Bay, however, later fell out of favor at court presumably for overreaching himself and last appears in public in a dated Year 4 inscription from Siptah's reign. He was executed in the fifth year of Siptah's reign, on orders of the king himself. News of his execution was passed to the Workmen of Setmaatniut in Ostraca IFAO 1254. This ostraca was translated and published in 2000 by Pierre Grandet in a French Egyptological journal. Gae Callender notes that the reason for the king's message to the workmen was to notify them to cease all work on decorating Bay's tomb since Bay had now been deemed a traitor to the state.
Siptah himself is last attested sometime in his 6th regnal Year on a graffito located at the South Temple of Buhen. He likely died in the middle of II Akhet—perhaps around II Akhet 12 of his 6th Year. This assumes a traditional 70-day mummification period if Siptah was buried on IV Akhet 22.
Evidence for his burial on the latter date is recorded in ostracon O. Cairo CG 25792. This ostraca from Setmaatniut mentions that the Vizier Hori visited the workmen of Setmaatniut first on II Akhet 24 and second on IV Akhet 19. The final line on the ostracon reads as: "IV Akhet 22: Burial took place". Since this event can only refer to a king's burial, the question here is the identity of this king.
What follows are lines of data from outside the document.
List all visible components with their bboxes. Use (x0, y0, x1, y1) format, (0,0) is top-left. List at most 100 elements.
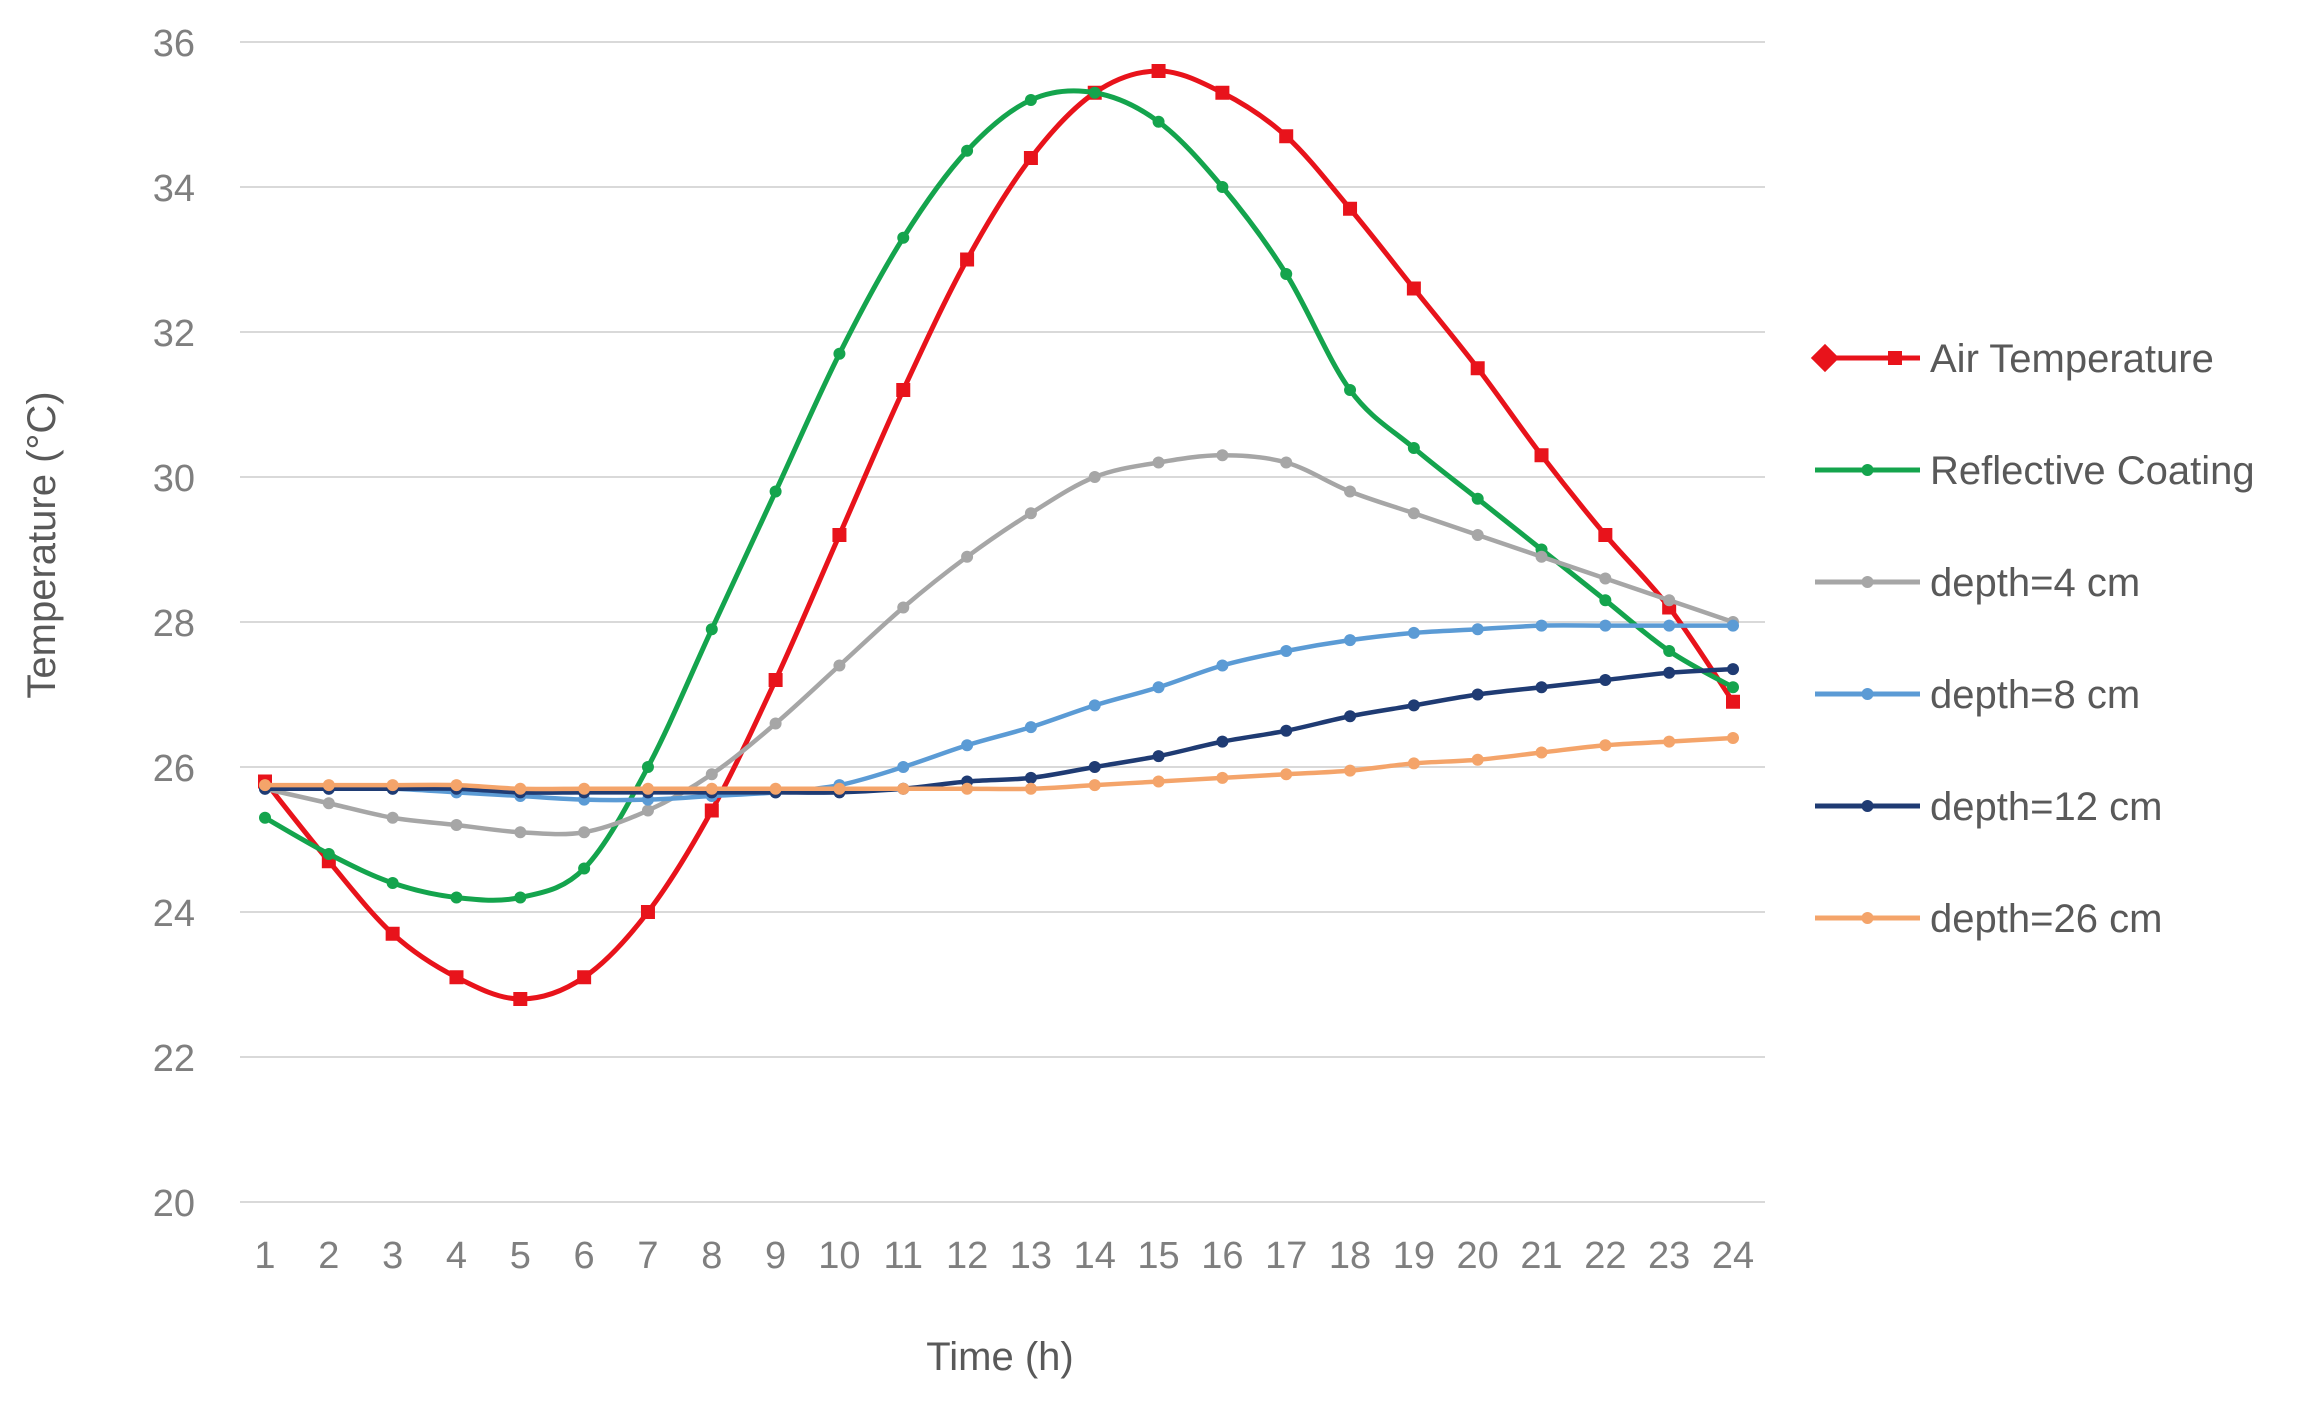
series-depth-12-cm (259, 663, 1739, 799)
data-point (769, 717, 782, 730)
data-point (1727, 681, 1739, 694)
data-point (385, 926, 400, 941)
data-point (1471, 753, 1484, 766)
data-point (1663, 645, 1676, 657)
y-tick-label: 34 (153, 168, 195, 210)
data-point (1344, 710, 1357, 723)
x-tick-label: 17 (1265, 1235, 1307, 1277)
y-axis-ticks: 20 22 24 26 28 30 32 34 36 (153, 23, 195, 1225)
data-point (897, 601, 910, 614)
data-point (1152, 775, 1165, 788)
data-point (833, 659, 846, 672)
data-point (514, 826, 527, 839)
y-tick-label: 26 (153, 748, 195, 790)
x-tick-label: 11 (884, 1235, 923, 1277)
data-point (1599, 739, 1612, 752)
data-point (1216, 449, 1229, 462)
data-point (1535, 619, 1548, 632)
data-point (1152, 681, 1165, 694)
data-point (578, 782, 591, 795)
data-point (1280, 724, 1293, 737)
x-tick-label: 9 (765, 1235, 786, 1277)
y-tick-label: 32 (153, 313, 195, 355)
data-point (641, 782, 654, 795)
data-point (1023, 151, 1038, 165)
x-tick-label: 24 (1712, 1235, 1754, 1277)
data-point (1470, 361, 1485, 376)
data-point (1727, 663, 1739, 676)
data-point (1535, 681, 1548, 694)
data-point (322, 848, 335, 860)
y-tick-label: 28 (153, 603, 195, 645)
data-point (1088, 779, 1101, 792)
data-point (1151, 64, 1166, 78)
data-point (1216, 771, 1229, 784)
y-tick-label: 24 (153, 893, 195, 935)
legend-label: depth=12 cm (1930, 785, 2162, 829)
data-point (1727, 619, 1739, 632)
legend-item-depth-26-cm: depth=26 cm (1815, 897, 2162, 941)
x-tick-label: 20 (1457, 1235, 1499, 1277)
data-point (386, 877, 399, 889)
series-line-depth-4-cm (262, 453, 1736, 837)
data-point (897, 782, 910, 795)
data-point (259, 779, 271, 792)
data-point (514, 782, 527, 795)
data-point (1599, 619, 1612, 632)
legend-marker (1861, 800, 1874, 812)
data-point (259, 811, 271, 824)
data-point (577, 970, 592, 985)
data-point (897, 761, 910, 773)
data-point (1471, 529, 1484, 541)
data-point (1344, 485, 1357, 498)
data-point (1727, 732, 1739, 744)
data-point (1216, 659, 1229, 672)
data-point (1344, 764, 1357, 777)
data-point (705, 768, 718, 781)
x-tick-label: 3 (382, 1235, 403, 1277)
legend-item-reflective-coating: Reflective Coating (1815, 449, 2255, 493)
x-tick-label: 7 (637, 1235, 658, 1277)
data-point (833, 347, 846, 360)
y-tick-label: 22 (153, 1038, 195, 1080)
data-point (1088, 86, 1101, 99)
data-point (704, 803, 719, 818)
legend-marker (1861, 912, 1874, 924)
data-point (1663, 594, 1676, 607)
data-point (1280, 456, 1293, 469)
data-point (322, 779, 335, 792)
data-point (1152, 456, 1165, 469)
data-point (1215, 85, 1230, 100)
data-point (1088, 699, 1101, 712)
x-tick-label: 21 (1520, 1235, 1562, 1277)
data-point (1407, 699, 1420, 712)
data-point (833, 782, 846, 795)
data-point (961, 144, 974, 157)
data-point (1024, 94, 1037, 106)
x-tick-label: 13 (1010, 1235, 1052, 1277)
data-point (1088, 471, 1101, 483)
legend-marker (1810, 343, 1840, 373)
data-point (1471, 688, 1484, 701)
data-point (578, 826, 591, 839)
data-point (1152, 115, 1165, 128)
data-point (1535, 550, 1548, 563)
data-point (1406, 281, 1421, 296)
data-point (1407, 757, 1420, 770)
data-point (1599, 572, 1612, 585)
series-line-depth-8-cm (262, 623, 1736, 803)
data-point (1599, 594, 1612, 607)
data-point (1471, 492, 1484, 505)
x-tick-label: 12 (946, 1235, 988, 1277)
y-tick-label: 20 (153, 1183, 195, 1225)
gridlines (240, 41, 1765, 1203)
data-point (897, 231, 910, 244)
x-tick-label: 8 (701, 1235, 722, 1277)
x-tick-label: 2 (318, 1235, 339, 1277)
data-point (1344, 384, 1357, 396)
data-point (769, 485, 782, 498)
x-tick-label: 19 (1393, 1235, 1435, 1277)
data-point (1663, 619, 1676, 632)
series-depth-4-cm (259, 449, 1739, 839)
Hori was appointed vizier around Regnal Year 6 II Shemu 6 and I Peret [X] of Seti II's reign and held this office through the reigns of Siptah, Twosret I and Setnakht I and into that of Ramesses III. The ostracon could not refer to Setnakht's death because this king died on I Shemu 25 since his son, Ramesses III succeeded him the next day. Twosret was ousted from power by Setnakht; therefore, the burial does not refer to her either.
Seti II must have died in late IV Akhet or early I Peret—after the 70-day mummification period—since a graffito located above KV14, Twosret's tomb, records his burial on III Peret 11. Therefore, the IV Akhet 22 burial date likely records the burial of Siptah himself. Siptah's death would have occurred sometime around II Akhet 12. Siptah himself would have ruled Egypt for approximately 5 years and 10 months since his predecessor, Seti II, died around the end of IV Akhet and the beginning of I Peret, even if he did not legally assume the throne until the start of II Akhet with the aid of the powerful court official Bay.
After his death, Twosret simply assumed his Regnal Years and ruled Egypt as a queen for a year or two at the most. Siptah was buried in the Valley of the Kings, in tomb KV47, but his mummy was not found there. In 1898, it was discovered along with 18 others in a mummy cache within the (KV35) tomb of Amenhotep II. The study of his tomb shows that it was conceived and planned in the same style as those of Twosret and Bay, clearly part of the same architectural design.